अभुक्तवत्सु चैतेषु भुञ्जन् भुङ्क्ते ऽतिदुष्कृतम् मृतश् च नरकं गत्वा श्लेष्मभुग् जायते नरः
abhuktavatsu caiteṣu bhuñjan bhuṅkte 'tiduṣkṛtam mṛtaś ca narakaṃ gatvā śleṣmabhug jāyate naraḥ
He who eats the portion of those who have not yet eaten—seizing enjoyment before the rightful—incurs a grievous sin.
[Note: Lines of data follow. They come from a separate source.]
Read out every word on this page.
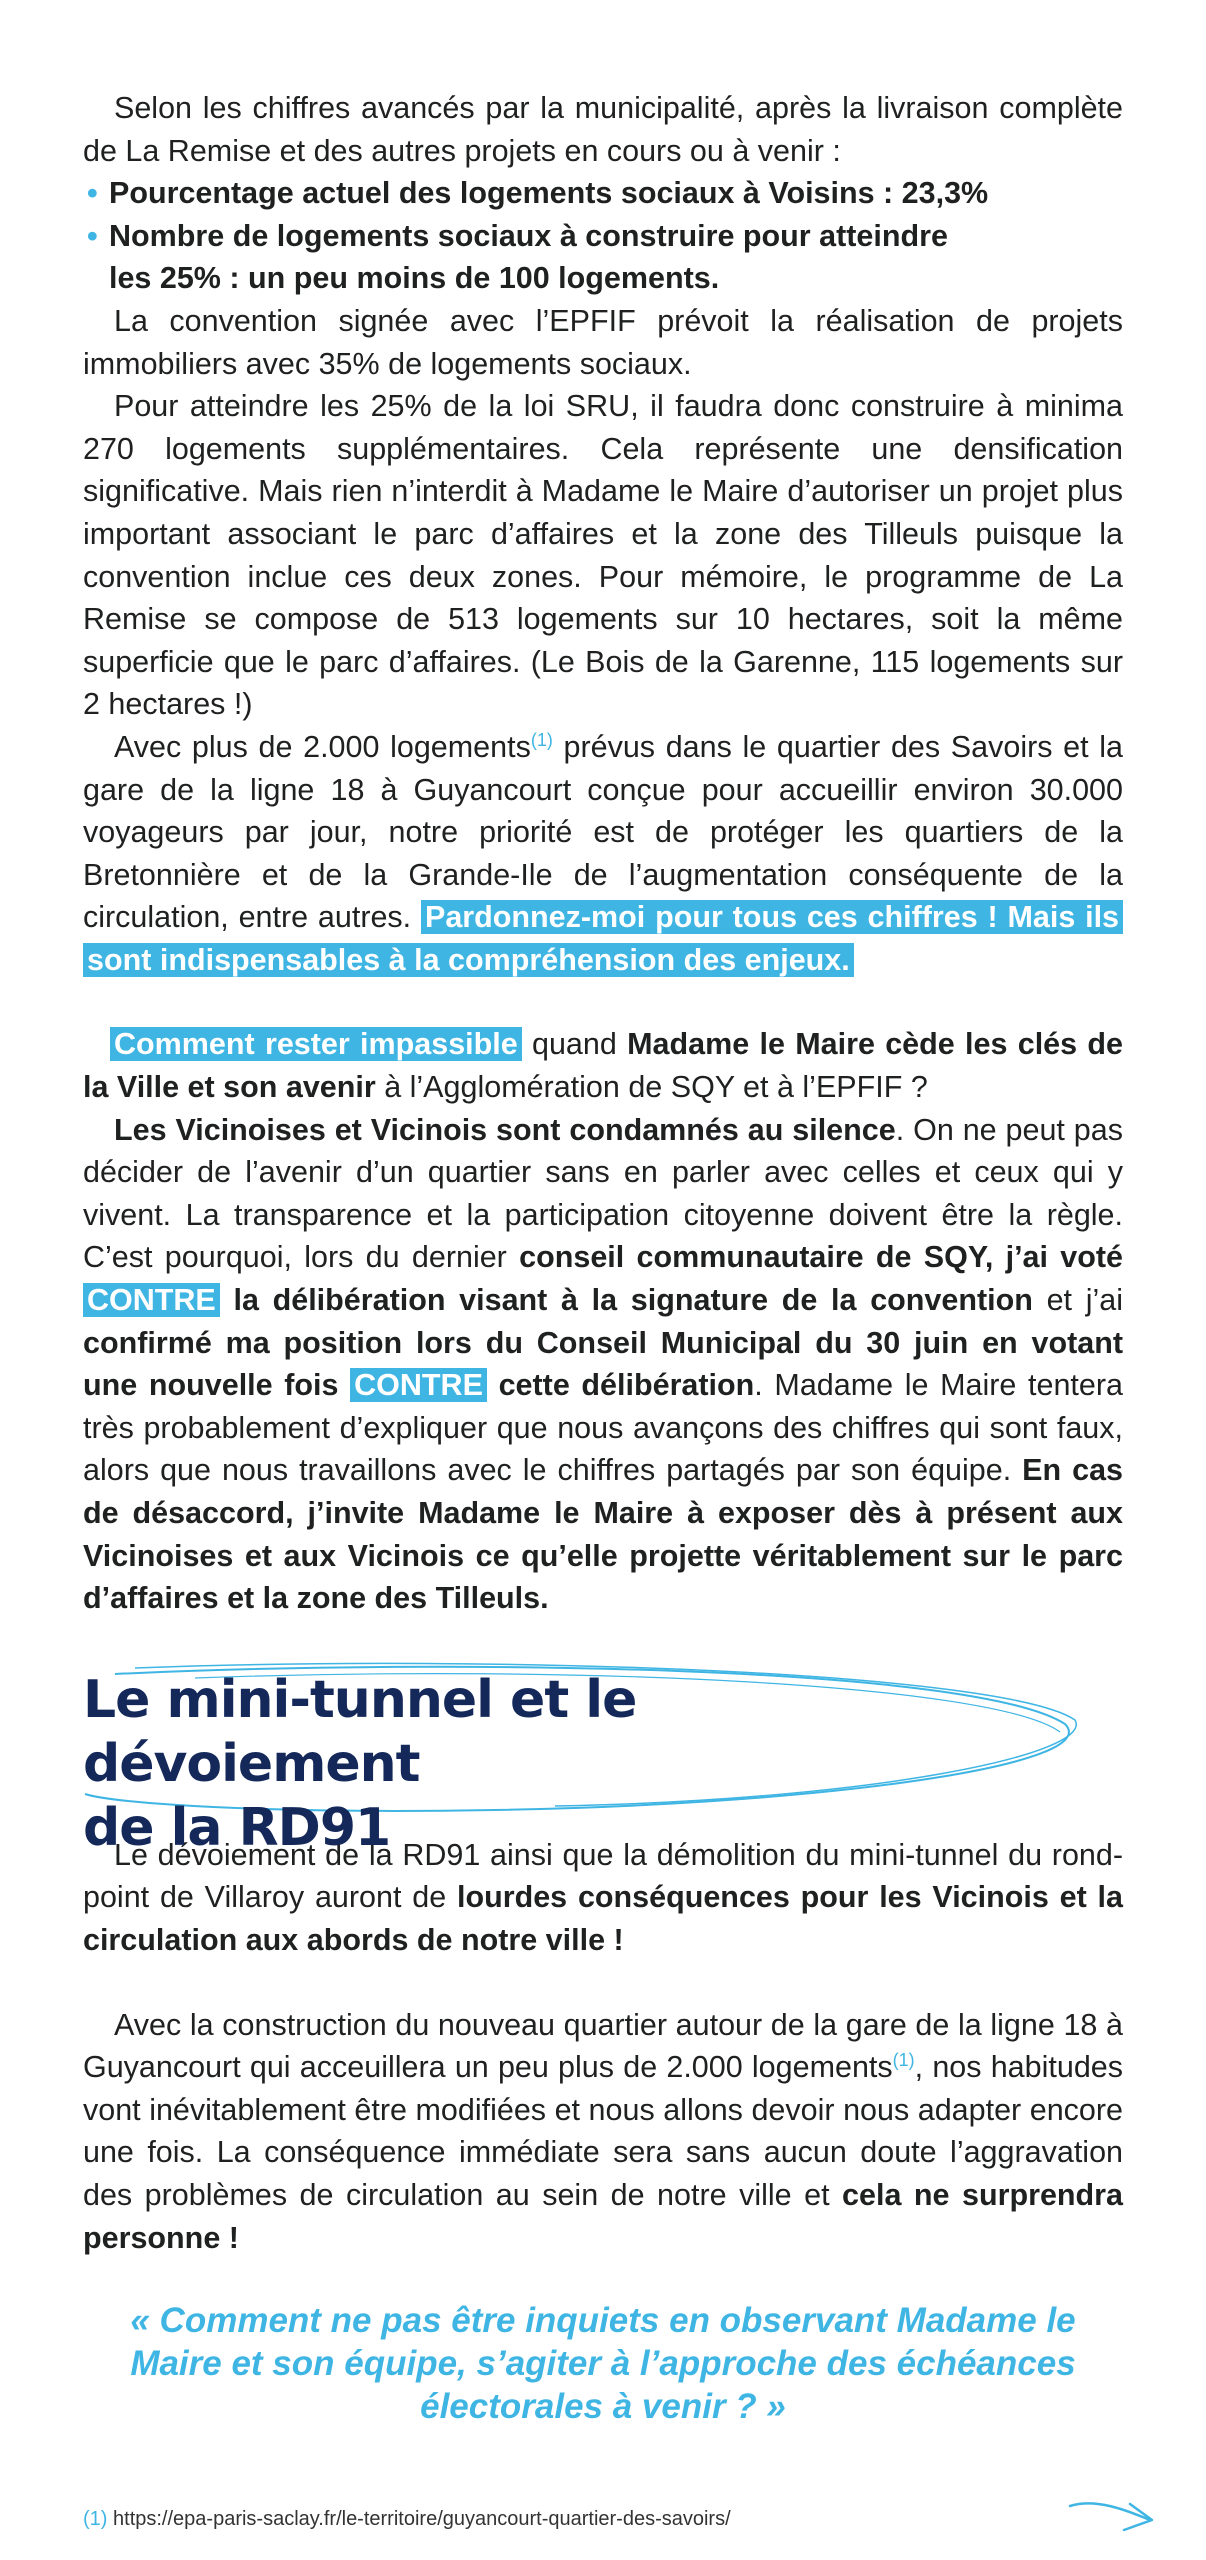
Selon les chiffres avancés par la municipalité, après la livraison complète de La Remise et des autres projets en cours ou à venir :

• Pourcentage actuel des logements sociaux à Voisins : 23,3%
• Nombre de logements sociaux à construire pour atteindre
les 25% : un peu moins de 100 logements.

La convention signée avec l’EPFIF prévoit la réalisation de projets immobiliers avec 35% de logements sociaux.

Pour atteindre les 25% de la loi SRU, il faudra donc construire à minima 270 logements supplémentaires. Cela représente une densification significative. Mais rien n’interdit à Madame le Maire d’autoriser un projet plus important associant le parc d’affaires et la zone des Tilleuls puisque la convention inclue ces deux zones. Pour mémoire, le programme de La Remise se compose de 513 logements sur 10 hectares, soit la même superficie que le parc d’affaires. (Le Bois de la Garenne, 115 logements sur 2 hectares !)

Avec plus de 2.000 logements$^{(1)}$ prévus dans le quartier des Savoirs et la gare de la ligne 18 à Guyancourt conçue pour accueillir environ 30.000 voyageurs par jour, notre priorité est de protéger les quartiers de la Bretonnière et de la Grande-Ile de l’augmentation conséquente de la circulation, entre autres. Pardonnez-moi pour tous ces chiffres ! Mais ils sont indispensables à la compréhension des enjeux.

Comment rester impassible quand Madame le Maire cède les clés de la Ville et son avenir à l’Agglomération de SQY et à l’EPFIF ?

Les Vicinoises et Vicinois sont condamnés au silence. On ne peut pas décider de l’avenir d’un quartier sans en parler avec celles et ceux qui y vivent. La transparence et la participation citoyenne doivent être la règle. C’est pourquoi, lors du dernier conseil communautaire de SQY, j’ai voté CONTRE la délibération visant à la signature de la convention et j’ai confirmé ma position lors du Conseil Municipal du 30 juin en votant une nouvelle fois CONTRE cette délibération. Madame le Maire tentera très probablement d’expliquer que nous avançons des chiffres qui sont faux, alors que nous travaillons avec le chiffres partagés par son équipe. En cas de désaccord, j’invite Madame le Maire à exposer dès à présent aux Vicinoises et aux Vicinois ce qu’elle projette véritablement sur le parc d’affaires et la zone des Tilleuls.

Le mini-tunnel et le dévoiement
de la RD91

Le dévoiement de la RD91 ainsi que la démolition du mini-tunnel du rond-point de Villaroy auront de lourdes conséquences pour les Vicinois et la circulation aux abords de notre ville !

Avec la construction du nouveau quartier autour de la gare de la ligne 18 à Guyancourt qui acceuillera un peu plus de 2.000 logements$^{(1)}$, nos habitudes vont inévitablement être modifiées et nous allons devoir nous adapter encore une fois. La conséquence immédiate sera sans aucun doute l’aggravation des problèmes de circulation au sein de notre ville et cela ne surprendra personne !

« Comment ne pas être inquiets en observant Madame le Maire et son équipe, s’agiter à l’approche des échéances électorales à venir ? »

(1) https://epa-paris-saclay.fr/le-territoire/guyancourt-quartier-des-savoirs/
Dying, he goes to hell; and on returning to birth, that man is born as a feeder on phlegm, in a loathsome state.
Sage Parāśara (teaching Maitreya in a dharma-and-karmaphala section)
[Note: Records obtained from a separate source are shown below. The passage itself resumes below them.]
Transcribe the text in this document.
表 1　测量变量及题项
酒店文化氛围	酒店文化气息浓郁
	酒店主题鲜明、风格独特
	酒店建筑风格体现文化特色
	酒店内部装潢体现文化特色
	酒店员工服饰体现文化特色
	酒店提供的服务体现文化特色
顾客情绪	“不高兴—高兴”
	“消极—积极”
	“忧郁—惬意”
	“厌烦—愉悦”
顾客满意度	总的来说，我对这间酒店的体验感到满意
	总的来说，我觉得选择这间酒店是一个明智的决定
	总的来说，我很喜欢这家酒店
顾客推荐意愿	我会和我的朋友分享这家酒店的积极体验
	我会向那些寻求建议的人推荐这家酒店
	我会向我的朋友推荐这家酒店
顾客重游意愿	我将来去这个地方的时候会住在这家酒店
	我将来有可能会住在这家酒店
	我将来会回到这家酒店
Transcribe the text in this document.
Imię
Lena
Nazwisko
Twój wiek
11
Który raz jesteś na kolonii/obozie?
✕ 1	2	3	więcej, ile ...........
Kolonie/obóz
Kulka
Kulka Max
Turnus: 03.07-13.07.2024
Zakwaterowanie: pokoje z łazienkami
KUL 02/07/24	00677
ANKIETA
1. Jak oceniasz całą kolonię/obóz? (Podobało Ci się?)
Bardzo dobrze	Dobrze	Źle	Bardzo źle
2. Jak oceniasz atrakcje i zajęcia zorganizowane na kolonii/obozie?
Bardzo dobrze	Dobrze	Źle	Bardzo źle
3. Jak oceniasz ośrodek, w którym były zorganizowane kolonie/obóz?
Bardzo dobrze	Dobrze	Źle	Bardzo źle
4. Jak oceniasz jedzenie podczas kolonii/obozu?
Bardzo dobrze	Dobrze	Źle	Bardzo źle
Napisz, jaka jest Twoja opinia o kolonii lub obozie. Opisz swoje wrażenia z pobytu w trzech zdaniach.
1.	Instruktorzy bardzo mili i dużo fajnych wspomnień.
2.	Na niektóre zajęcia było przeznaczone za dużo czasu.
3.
Concept: Appropriating food before those entitled to eat generates severe pāpa that yields naraka and degrading rebirth.
Vedantic Theme: Dharma
Application: Practice restraint and fairness in shared resources—serve dependents/guests first and avoid entitlement.
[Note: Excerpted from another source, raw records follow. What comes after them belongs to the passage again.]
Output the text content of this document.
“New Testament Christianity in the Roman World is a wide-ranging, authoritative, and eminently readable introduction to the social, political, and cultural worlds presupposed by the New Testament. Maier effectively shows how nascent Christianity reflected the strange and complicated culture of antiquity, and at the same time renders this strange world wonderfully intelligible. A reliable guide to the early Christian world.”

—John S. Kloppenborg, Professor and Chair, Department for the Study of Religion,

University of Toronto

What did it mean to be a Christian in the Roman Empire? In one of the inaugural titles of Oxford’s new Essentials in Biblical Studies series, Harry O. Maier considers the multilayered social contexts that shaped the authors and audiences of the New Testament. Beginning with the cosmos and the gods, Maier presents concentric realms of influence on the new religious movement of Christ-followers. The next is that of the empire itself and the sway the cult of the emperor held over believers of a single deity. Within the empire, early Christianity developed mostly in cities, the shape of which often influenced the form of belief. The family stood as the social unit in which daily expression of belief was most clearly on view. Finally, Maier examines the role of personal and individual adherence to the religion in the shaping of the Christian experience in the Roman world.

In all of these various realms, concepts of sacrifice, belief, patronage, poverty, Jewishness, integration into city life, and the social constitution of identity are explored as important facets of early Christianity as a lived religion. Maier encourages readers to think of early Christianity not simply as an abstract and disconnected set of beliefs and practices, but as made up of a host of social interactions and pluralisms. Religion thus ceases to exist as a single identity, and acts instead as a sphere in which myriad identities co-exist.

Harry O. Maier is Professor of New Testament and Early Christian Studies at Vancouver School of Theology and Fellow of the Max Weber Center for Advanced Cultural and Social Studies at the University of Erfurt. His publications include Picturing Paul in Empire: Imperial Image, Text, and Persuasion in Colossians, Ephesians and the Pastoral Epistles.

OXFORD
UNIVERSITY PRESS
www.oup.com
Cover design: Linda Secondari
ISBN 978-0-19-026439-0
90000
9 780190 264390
Vishishtadvaita: Dharma is lived as service within the Lord’s ordered world; violating others’ rightful share disrupts that divinely sustained order.
This verse treats premature or selfish consumption as a form of appropriation that violates social dharma, making the act spiritually weighty and karmically punishable.
Parāśara links the unethical act directly to karmaphala: first a post-mortem consequence (going to naraka) and then a correspondingly degraded rebirth that mirrors the moral ugliness of the deed.
Even without naming Vishnu in the verse, the teaching assumes Vishnu’s sovereignty as the ground of dharma: moral order is not arbitrary but upheld within a cosmos governed by the Supreme Reality, where actions inevitably mature into results.